The song went on a real journey. Started out with an entirely different feel.
Although the video for Dance is uplifting and about finding love, the meaning of the lyrics and song is bittersweet. The song is about accepting that love is coming to an end. Perhaps even knowing from when it began it would end but enjoying that dance regardless.
A very summer song. A song about finding a love that is extraordinary. Completely intoxicating and takes over your whole body. I wrote this with Meg Mac and Dann Hume over a summer in Melbourne. The electric guitar solo from Annie, is one of my favourite moments on the record. It’s truly electric.
Was a song that transformed the most on the record. It started as acoustic guitar and piano. It was the song that I was the most surprised by and I think probably most people will be surprised by. Thomas and I had been living with the original version for a couple of years by the time Annie heard the tune. She almost immediately thought this should be a dance track. I’m so happy she heard that. I love this song to dance to.
FIRE IN ME
I wrote about that feeling about the part of you that can do anything. That strength, that fire, that energy to do and to change. It’s very glam rock. It’s that fire in your belly song — the ability to be, or do, anything one wants. The strings on the song that Thomas arranged really took it into a ‘Bond’ like world. Whilst the rest of the song is just pure energy.
Easy is about being with someone you deeply care about but not being the right person for them. I wish that I was easier for you.
The sound of the song feels easy but it’s a sad song. The verses from Easy were originally sung. The melody from that original verse now sits pitch-shifted up and dancing above the spoken word verses. After I used spoken word on Dance, it felt that Easy would also benefit from a more direct telling of the verses. But we all missed the melody. So, Thomas took the original verse vocal and placed it above the speaking. I love how this effect works.
Also, a beautiful feature from Annie on the bridge harmony vocals. Truly magnificent her voice.
Queen is a strong track for me. I remember writing this when I had pretty low self-worth and was happy picking up whatever scraps were lying around. It was a real light bulb moment. Oh, I don’t need that. It’s wild how easy it is to forget. It’s about selling yourself short. Realising that you don’t have to feed off the scraps of other people’s love to survive.

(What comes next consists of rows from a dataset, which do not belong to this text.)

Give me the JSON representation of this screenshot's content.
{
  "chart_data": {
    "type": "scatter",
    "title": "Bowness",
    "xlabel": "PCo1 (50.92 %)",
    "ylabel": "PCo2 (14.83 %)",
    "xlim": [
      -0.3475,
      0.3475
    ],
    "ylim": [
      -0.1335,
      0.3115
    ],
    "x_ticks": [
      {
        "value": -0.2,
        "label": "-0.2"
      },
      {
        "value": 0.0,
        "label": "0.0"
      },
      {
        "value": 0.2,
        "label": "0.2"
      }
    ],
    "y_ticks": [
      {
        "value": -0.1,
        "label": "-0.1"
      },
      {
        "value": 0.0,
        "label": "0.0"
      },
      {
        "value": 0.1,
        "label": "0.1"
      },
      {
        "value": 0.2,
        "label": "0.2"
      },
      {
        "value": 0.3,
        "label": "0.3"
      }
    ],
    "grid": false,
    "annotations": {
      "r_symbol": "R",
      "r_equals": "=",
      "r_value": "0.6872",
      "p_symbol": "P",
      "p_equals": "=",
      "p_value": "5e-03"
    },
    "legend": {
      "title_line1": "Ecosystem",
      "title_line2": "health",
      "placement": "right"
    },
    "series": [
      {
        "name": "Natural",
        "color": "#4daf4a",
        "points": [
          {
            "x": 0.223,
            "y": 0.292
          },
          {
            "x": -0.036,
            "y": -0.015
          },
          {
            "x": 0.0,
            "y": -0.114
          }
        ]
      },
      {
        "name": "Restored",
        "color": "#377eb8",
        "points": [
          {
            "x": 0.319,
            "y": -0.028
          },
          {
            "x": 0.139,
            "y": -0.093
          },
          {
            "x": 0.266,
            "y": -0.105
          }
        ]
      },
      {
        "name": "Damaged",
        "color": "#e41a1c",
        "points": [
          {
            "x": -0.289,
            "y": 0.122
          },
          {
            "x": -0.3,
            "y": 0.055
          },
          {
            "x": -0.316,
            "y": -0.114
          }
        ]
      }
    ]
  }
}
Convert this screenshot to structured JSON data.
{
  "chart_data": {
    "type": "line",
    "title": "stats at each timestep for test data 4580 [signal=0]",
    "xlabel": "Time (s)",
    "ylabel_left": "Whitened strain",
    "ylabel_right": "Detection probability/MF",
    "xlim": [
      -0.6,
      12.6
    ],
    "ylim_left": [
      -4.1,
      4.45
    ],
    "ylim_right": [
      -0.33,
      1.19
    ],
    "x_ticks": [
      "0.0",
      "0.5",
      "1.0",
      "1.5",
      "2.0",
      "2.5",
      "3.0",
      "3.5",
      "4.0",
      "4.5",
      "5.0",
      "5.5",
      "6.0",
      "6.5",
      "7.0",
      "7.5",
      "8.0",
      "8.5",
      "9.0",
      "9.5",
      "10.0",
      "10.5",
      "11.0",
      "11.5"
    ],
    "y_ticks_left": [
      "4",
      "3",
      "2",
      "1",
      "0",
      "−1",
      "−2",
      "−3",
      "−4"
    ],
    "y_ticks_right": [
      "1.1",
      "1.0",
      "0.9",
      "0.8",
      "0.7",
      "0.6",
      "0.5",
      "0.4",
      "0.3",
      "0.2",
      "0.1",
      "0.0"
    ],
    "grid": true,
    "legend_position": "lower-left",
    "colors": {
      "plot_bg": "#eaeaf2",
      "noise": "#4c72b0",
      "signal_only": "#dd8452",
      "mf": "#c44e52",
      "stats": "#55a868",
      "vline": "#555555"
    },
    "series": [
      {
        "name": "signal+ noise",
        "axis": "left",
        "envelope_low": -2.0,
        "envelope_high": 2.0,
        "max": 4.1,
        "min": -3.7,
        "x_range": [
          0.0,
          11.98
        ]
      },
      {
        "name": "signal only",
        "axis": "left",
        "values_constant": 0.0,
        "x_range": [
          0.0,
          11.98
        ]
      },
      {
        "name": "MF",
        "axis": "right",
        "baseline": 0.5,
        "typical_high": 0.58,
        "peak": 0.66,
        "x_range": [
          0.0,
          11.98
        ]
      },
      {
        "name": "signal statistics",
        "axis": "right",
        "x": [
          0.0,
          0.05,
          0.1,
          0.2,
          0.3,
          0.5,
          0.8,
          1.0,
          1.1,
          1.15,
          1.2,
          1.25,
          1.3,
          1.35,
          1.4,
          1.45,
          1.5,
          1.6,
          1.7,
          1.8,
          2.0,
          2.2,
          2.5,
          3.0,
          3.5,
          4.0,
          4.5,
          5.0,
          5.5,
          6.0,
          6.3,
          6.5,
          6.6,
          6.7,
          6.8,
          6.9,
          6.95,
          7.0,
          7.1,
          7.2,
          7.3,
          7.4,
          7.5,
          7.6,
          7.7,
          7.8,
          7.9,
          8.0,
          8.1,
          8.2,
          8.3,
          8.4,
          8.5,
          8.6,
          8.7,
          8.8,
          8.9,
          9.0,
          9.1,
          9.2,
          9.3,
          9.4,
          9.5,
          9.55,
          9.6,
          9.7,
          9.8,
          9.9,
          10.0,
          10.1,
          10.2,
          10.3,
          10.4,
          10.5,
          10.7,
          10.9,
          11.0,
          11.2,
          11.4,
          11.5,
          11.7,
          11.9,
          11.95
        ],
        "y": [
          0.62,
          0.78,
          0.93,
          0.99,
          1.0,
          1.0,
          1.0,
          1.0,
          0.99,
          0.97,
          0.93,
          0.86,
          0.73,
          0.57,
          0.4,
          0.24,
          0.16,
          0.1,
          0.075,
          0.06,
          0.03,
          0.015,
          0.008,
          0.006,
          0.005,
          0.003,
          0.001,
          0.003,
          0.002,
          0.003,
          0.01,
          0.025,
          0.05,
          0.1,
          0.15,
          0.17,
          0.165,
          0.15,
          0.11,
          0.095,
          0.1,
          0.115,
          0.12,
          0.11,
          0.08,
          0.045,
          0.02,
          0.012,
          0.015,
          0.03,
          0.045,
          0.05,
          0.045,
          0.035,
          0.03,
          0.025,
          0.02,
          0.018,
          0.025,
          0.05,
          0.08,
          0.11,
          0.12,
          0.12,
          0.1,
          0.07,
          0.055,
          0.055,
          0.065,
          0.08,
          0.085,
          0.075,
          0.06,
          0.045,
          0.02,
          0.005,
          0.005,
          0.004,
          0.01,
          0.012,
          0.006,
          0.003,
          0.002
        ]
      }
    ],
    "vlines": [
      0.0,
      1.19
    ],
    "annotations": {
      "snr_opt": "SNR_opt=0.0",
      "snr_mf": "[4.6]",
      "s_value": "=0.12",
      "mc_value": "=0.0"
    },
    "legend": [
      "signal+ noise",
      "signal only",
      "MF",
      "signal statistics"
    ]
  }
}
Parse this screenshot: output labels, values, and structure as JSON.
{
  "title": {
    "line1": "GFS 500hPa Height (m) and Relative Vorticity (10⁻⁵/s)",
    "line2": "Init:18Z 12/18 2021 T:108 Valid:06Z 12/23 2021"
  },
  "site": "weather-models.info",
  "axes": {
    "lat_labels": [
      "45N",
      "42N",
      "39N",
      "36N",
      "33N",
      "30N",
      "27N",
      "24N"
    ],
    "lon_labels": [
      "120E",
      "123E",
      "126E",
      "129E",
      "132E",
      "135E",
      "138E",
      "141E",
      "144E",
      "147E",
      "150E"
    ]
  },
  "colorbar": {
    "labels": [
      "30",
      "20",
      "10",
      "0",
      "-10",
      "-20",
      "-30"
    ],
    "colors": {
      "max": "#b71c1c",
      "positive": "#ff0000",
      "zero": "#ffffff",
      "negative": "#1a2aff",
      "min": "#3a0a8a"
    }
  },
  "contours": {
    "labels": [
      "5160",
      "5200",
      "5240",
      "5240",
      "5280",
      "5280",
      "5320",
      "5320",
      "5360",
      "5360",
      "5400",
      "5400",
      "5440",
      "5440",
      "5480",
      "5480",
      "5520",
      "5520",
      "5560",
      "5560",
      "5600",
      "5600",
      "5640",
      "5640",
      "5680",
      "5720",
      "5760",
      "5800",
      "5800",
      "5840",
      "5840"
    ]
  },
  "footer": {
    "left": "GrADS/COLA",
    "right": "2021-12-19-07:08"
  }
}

I loved the imagery of the song. ‘I’m dressed like a queen begging in the streets.'
Beautiful fretless bass playing inspired by Jaco Pastorius… the song is very sexy. A very deep and base emotion.
The darkness of Unreal has a hidden sweetness to it. I wrote this song for Thomas one night at his studio in New York when he left me for a couple of hours. I wanted to give him something when he got back. I was so happy in his space, so at home. Making sounds, being in the studio… just having the experience for the fun of it.
The song transformed over time whilst we worked on it together. It started to speak, with all its alien sample sounds to the experience of feeling isolated in a relationship. Like you feel like you can never quite be real and be yourself.
I AM NO ONE
I wrote this song over ten years ago. It has lived with me, but I didn’t have a home for it. Had a recording of it from years back but I wasn’t in love with it. In the winter of 2019 in New York, Sam Amidon, Leigh Fisher, James Gilligan, and Thomas Bartlett were in the studio with me making a Christmas record. We recorded some original songs as well during those weeks. This song came to life. The pedal steel is so beautiful… the way it felt. Felt good to end a summer record with a winter song.
I Am No One is When you have let someone down, let yourself down. and you really, in that moment don’t matter or exist. It was very me to end on a sad note.